NZME also announced further future growth in the radio assets in addition to the recent juggle of radio hosts which saw Jono and Ben jump to breakfast on the Hits and Toni Street and Sam Wallace move to the Coast.

Print is shrivelling

Despite ads for the likes of Emirates and Specsavers regularly dominating the first two pages of the NZ Herald, NZME’s print assets continue to leak advertising revenue. Again citing a challenging advertising market, it reported a 10% decline on the year before to $102.2m, despite surveys showing record levels of readers, with an average issue readership of 465,000.

Premium subscriptions are growing… gradually

While Herald premium subscribers are growing, the momentum appears to be slowing. The company had 15,000 paid digital subscribers in the first half of the year, and finished the second half with 21,000.

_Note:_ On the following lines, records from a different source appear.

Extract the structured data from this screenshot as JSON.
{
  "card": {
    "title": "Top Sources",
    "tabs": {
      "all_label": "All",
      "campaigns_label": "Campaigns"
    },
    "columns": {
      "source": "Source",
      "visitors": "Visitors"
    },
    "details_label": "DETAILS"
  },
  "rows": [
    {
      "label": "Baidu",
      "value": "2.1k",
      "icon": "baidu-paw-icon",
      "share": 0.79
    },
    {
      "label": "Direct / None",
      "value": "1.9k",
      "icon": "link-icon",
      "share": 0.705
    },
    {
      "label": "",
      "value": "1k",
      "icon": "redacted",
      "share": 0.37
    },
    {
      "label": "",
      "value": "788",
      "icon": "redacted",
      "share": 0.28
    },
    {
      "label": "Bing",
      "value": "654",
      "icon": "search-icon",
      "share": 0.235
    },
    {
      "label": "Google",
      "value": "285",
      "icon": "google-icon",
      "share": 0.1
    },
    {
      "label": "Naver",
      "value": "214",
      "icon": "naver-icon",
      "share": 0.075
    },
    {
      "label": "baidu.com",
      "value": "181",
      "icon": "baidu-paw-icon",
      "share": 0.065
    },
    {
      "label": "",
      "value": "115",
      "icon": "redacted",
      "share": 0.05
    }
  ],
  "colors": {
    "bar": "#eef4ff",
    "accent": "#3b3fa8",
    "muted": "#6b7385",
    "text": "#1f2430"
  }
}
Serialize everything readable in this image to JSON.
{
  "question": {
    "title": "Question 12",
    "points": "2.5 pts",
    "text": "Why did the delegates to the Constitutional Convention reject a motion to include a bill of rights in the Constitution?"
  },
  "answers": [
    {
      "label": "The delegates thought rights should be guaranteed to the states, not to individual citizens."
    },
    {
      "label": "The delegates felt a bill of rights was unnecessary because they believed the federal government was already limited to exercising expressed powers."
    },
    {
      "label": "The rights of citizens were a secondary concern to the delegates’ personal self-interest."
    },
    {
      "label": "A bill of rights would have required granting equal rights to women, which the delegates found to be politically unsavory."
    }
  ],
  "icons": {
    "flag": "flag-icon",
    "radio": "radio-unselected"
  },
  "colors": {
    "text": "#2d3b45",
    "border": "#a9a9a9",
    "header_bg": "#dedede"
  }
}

However, with the slow decay of print, the company said it would continue to develop the platform with an imminent launch of an “enhanced app with a new look and improved functionality.”

People really like houses

For most New Zealanders, Harry Potter might be a more realistic read than the Herald’s real estate section. Yet NZME’s OneRoof platform is proving popular and has quadrupled its revenue from $700,000 to $2.8million. It now has 75% of residential sales listings in New Zealand and 95% of residential listings in Auckland.

NZME still wants Stuff

“NZME firmly believes it is the right owner for Stuff,” said Boggs.

NZME may in fact be the only buyer for Stuff, which has attracted very little interest since its Australian owner Nine News put it up for sale last year.

Despite the Commerce Commission ruling against a merger of NZME and Stuff in 2017 citing concerns about a loss of plurality, the media landscape has changed considerably since then and the pressure on some companies is getting very real.

Both companies are confident that a merger under a Kiwishare scheme could help protect jobs, increase audience adverting revenue and effectively muster a united front against their ever-more powerful social media foes.